7. COMO É QUE OS FILMES ACABAM? Acontece quando se ama. Os filmes em si não nos chegam, eles não acabam nunca. Fabricamos esta vontade de mais, já se apagaram os créditos e nós ainda ali suspensos. Já terminou a sessão e ainda o espírito todo ali habitado pelo filme sem ecrã. Antes vazio, agora cheio.

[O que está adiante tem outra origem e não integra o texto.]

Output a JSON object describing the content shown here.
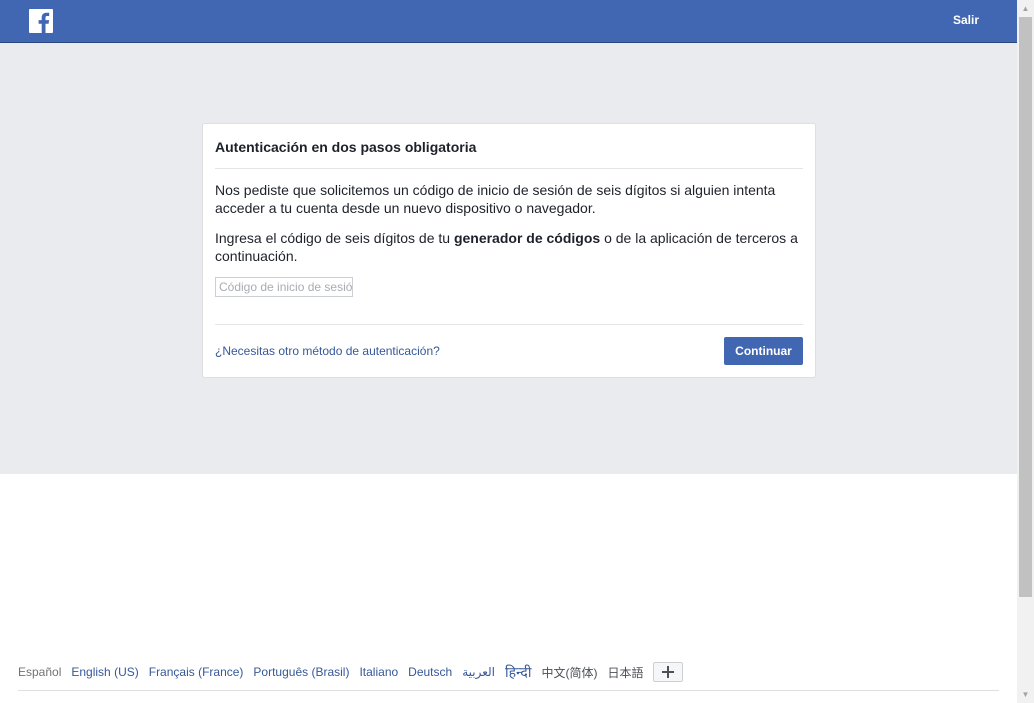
{
  "header": {
    "logo_icon": "facebook-f-icon",
    "logout_label": "Salir"
  },
  "card": {
    "title": "Autenticación en dos pasos obligatoria",
    "paragraph1": "Nos pediste que solicitemos un código de inicio de sesión de seis dígitos si alguien intenta acceder a tu cuenta desde un nuevo dispositivo o navegador.",
    "paragraph2_before": "Ingresa el código de seis dígitos de tu ",
    "paragraph2_bold": "generador de códigos",
    "paragraph2_after": " o de la aplicación de terceros a continuación.",
    "code_input": {
      "value": "",
      "placeholder": "Código de inicio de sesión"
    },
    "alt_method_link": "¿Necesitas otro método de autenticación?",
    "continue_label": "Continuar"
  },
  "footer": {
    "languages": [
      "Español",
      "English (US)",
      "Français (France)",
      "Português (Brasil)",
      "Italiano",
      "Deutsch",
      "العربية",
      "हिन्दी",
      "中文(简体)",
      "日本語"
    ],
    "add_language_icon": "plus-icon"
  },
  "colors": {
    "brand_blue": "#4267b2",
    "link_blue": "#365899",
    "page_gray": "#e9ebee"
  }
}
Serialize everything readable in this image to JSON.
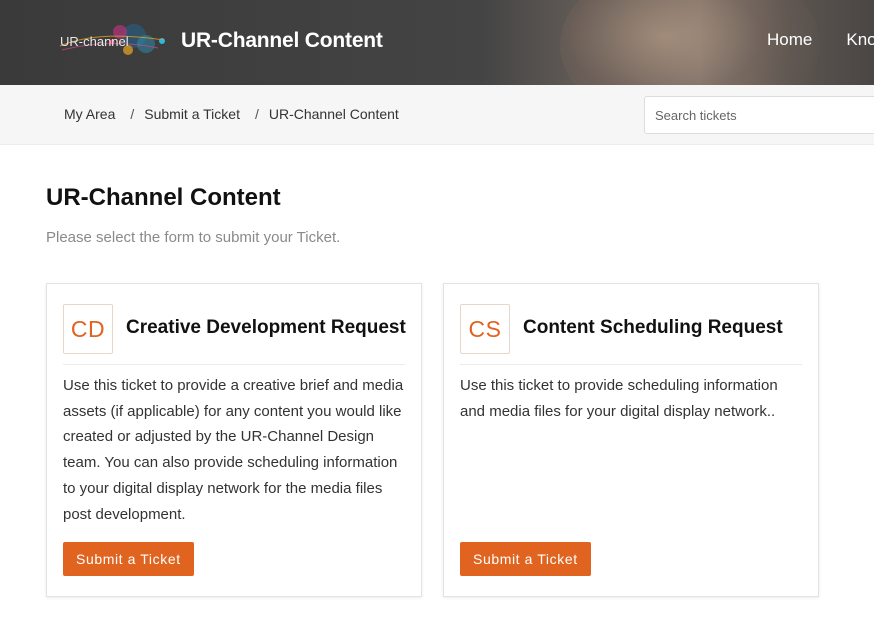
{
  "header": {
    "logo_text": "UR-channel",
    "site_title": "UR-Channel Content",
    "nav": [
      {
        "label": "Home"
      },
      {
        "label": "Knowledge Base"
      }
    ]
  },
  "breadcrumb": {
    "items": [
      "My Area",
      "Submit a Ticket",
      "UR-Channel Content"
    ],
    "separator": "/"
  },
  "search": {
    "placeholder": "Search tickets",
    "value": ""
  },
  "main": {
    "title": "UR-Channel Content",
    "subtitle": "Please select the form to submit your Ticket.",
    "forms": [
      {
        "badge": "CD",
        "title": "Creative Development Request",
        "description": "Use this ticket to provide a creative brief and media assets (if applicable) for any content you would like created or adjusted by the UR-Channel Design team. You can also provide scheduling information to your digital display network for the media files post development.",
        "button_label": "Submit a Ticket"
      },
      {
        "badge": "CS",
        "title": "Content Scheduling Request",
        "description": "Use this ticket to provide scheduling information and media files for your digital display network..",
        "button_label": "Submit a Ticket"
      }
    ]
  },
  "colors": {
    "accent": "#e0631f",
    "header_bg": "#3d3d3d",
    "crumb_bg": "#f6f6f6"
  }
}
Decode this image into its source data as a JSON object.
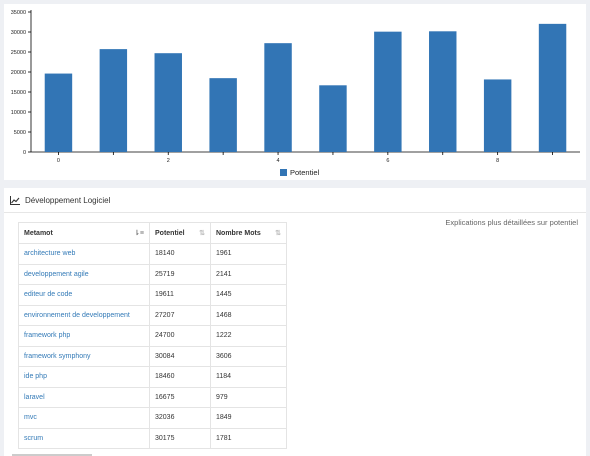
{
  "chart_data": {
    "type": "bar",
    "categories": [
      "0",
      "1",
      "2",
      "3",
      "4",
      "5",
      "6",
      "7",
      "8",
      "9"
    ],
    "values": [
      19611,
      25719,
      24700,
      18460,
      27207,
      16675,
      30084,
      30175,
      18140,
      32036
    ],
    "y_ticks": [
      "0",
      "5000",
      "10000",
      "15000",
      "20000",
      "25000",
      "30000",
      "35000"
    ],
    "x_tick_labels": [
      "0",
      "2",
      "4",
      "6",
      "8"
    ],
    "ylim": [
      0,
      35000
    ],
    "legend": [
      "Potentiel"
    ],
    "legend_placement": "bottom",
    "color": "#3275b5"
  },
  "section": {
    "title": "Développement Logiciel",
    "icon": "line-chart-icon",
    "explanation": "Explications plus détaillées sur potentiel"
  },
  "table": {
    "headers": [
      "Metamot",
      "Potentiel",
      "Nombre Mots"
    ],
    "rows": [
      [
        "architecture web",
        "18140",
        "1961"
      ],
      [
        "developpement agile",
        "25719",
        "2141"
      ],
      [
        "editeur de code",
        "19611",
        "1445"
      ],
      [
        "environnement de developpement",
        "27207",
        "1468"
      ],
      [
        "framework php",
        "24700",
        "1222"
      ],
      [
        "framework symphony",
        "30084",
        "3606"
      ],
      [
        "ide php",
        "18460",
        "1184"
      ],
      [
        "laravel",
        "16675",
        "979"
      ],
      [
        "mvc",
        "32036",
        "1849"
      ],
      [
        "scrum",
        "30175",
        "1781"
      ]
    ]
  }
}
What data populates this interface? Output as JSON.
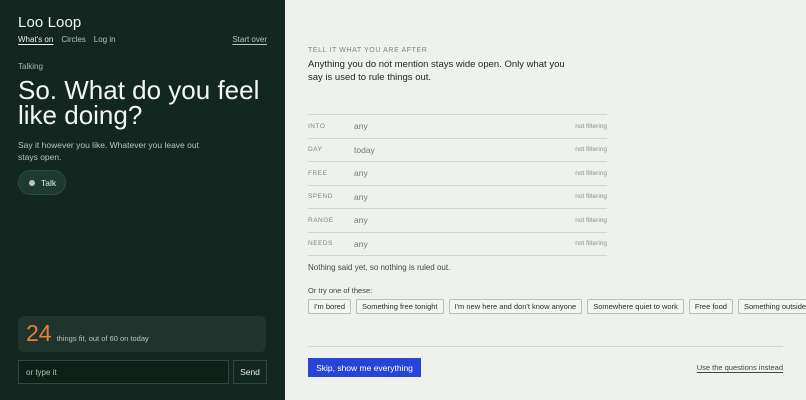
{
  "app": {
    "title": "Loo Loop"
  },
  "nav": {
    "items": [
      "What's on",
      "Circles",
      "Log in"
    ],
    "start_over": "Start over"
  },
  "left": {
    "eyebrow": "Talking",
    "heading": "So. What do you feel like doing?",
    "sub": "Say it however you like. Whatever you leave out stays open.",
    "talk_label": "Talk",
    "fit_count": "24",
    "fit_text": "things fit, out of 60 on today",
    "input_placeholder": "or type it",
    "send_label": "Send"
  },
  "right": {
    "eyebrow": "TELL IT WHAT YOU ARE AFTER",
    "intro": "Anything you do not mention stays wide open. Only what you say is used to rule things out.",
    "filters": [
      {
        "key": "INTO",
        "value": "any",
        "status": "not filtering"
      },
      {
        "key": "DAY",
        "value": "today",
        "status": "not filtering"
      },
      {
        "key": "FREE",
        "value": "any",
        "status": "not filtering"
      },
      {
        "key": "SPEND",
        "value": "any",
        "status": "not filtering"
      },
      {
        "key": "RANGE",
        "value": "any",
        "status": "not filtering"
      },
      {
        "key": "NEEDS",
        "value": "any",
        "status": "not filtering"
      }
    ],
    "nothing_text": "Nothing said yet, so nothing is ruled out.",
    "try_label": "Or try one of these:",
    "chips": [
      "I'm bored",
      "Something free tonight",
      "I'm new here and don't know anyone",
      "Somewhere quiet to work",
      "Free food",
      "Something outside"
    ],
    "skip_label": "Skip, show me everything",
    "use_questions_label": "Use the questions instead"
  },
  "colors": {
    "panel": "#13261f",
    "accent": "#2744d6",
    "count": "#f07a3f"
  }
}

E este é o Cinema que é o algo em vez do nada, matéria do nosso testemunho. (E aí compreendemos o fulgor do cinema de Warhol, epíteto da fome pela proximidade da vida em longuíssimos filmes que idealmente nunca acabariam…) Filmes como Man in the Wilderness acontecem na fome do espírito. E haveríamos de o querer habitar até o corpo sentado se moer de si. É um desejo corrupto: este filme é o exemplo acabado da concisão. Cumpre-se numa simplicidade de onde, pela imagem certeira, quase sempre o texto se ausenta. Som diegético, música pontual. Acção muita, contemplação muita, flashbacks... O esquema formal funde-se à narrativa. Acontece com a depuração de uma parábola. Ainda assim, o mistério – a aura de um filme que espera sempre ser revisto, ser decifrado como um livro denso. Defronte destes filmes, longos em substância, únicos em arte, a memória busca auxílio e evoca ecos nas imensidões prévias. Imediatamente, o espírito de John Ford interpretado com exacta nobreza – Sarafian nunca escondeu esta influência.

8. MEDITAÇÕES SOBRE O FIM Richard C. Sarafian morreu ainda agora, aos 83 anos. E eu à cabeceira, acabo o recente Servidões do Herberto, que aos 83 anos ali medita com cinzelado travo de fim o serviço da sua poesia. Sempre com a palavra que só o seu génio sabe. Que servidões são estas de que fala? Servidões de ser, as inclinações irreparáveis da essência com que se fazem poetas, realizadores, artistas e que tinham mesmo de os fazer assim e não de outra forma qualquer. Servidões dedicadas até ao fim de um talento inato, que lhes coube por ministério e que há que cumprir enquanto lhes durem o corpo, as mãos, os olhos, o coração, a cabeça.

Sarafian foi diversas coisas mas aqui aconteceu em pleno. Pouco se escreveu ainda sobre este tão importante realizador e jamais vi quem reconhecesse Man in the Wilderness como a sua obra suprema. Mas as obras-primas serão obras-primas. Resta que continuemos a falar sobre elas, na modéstia das nossas vozes.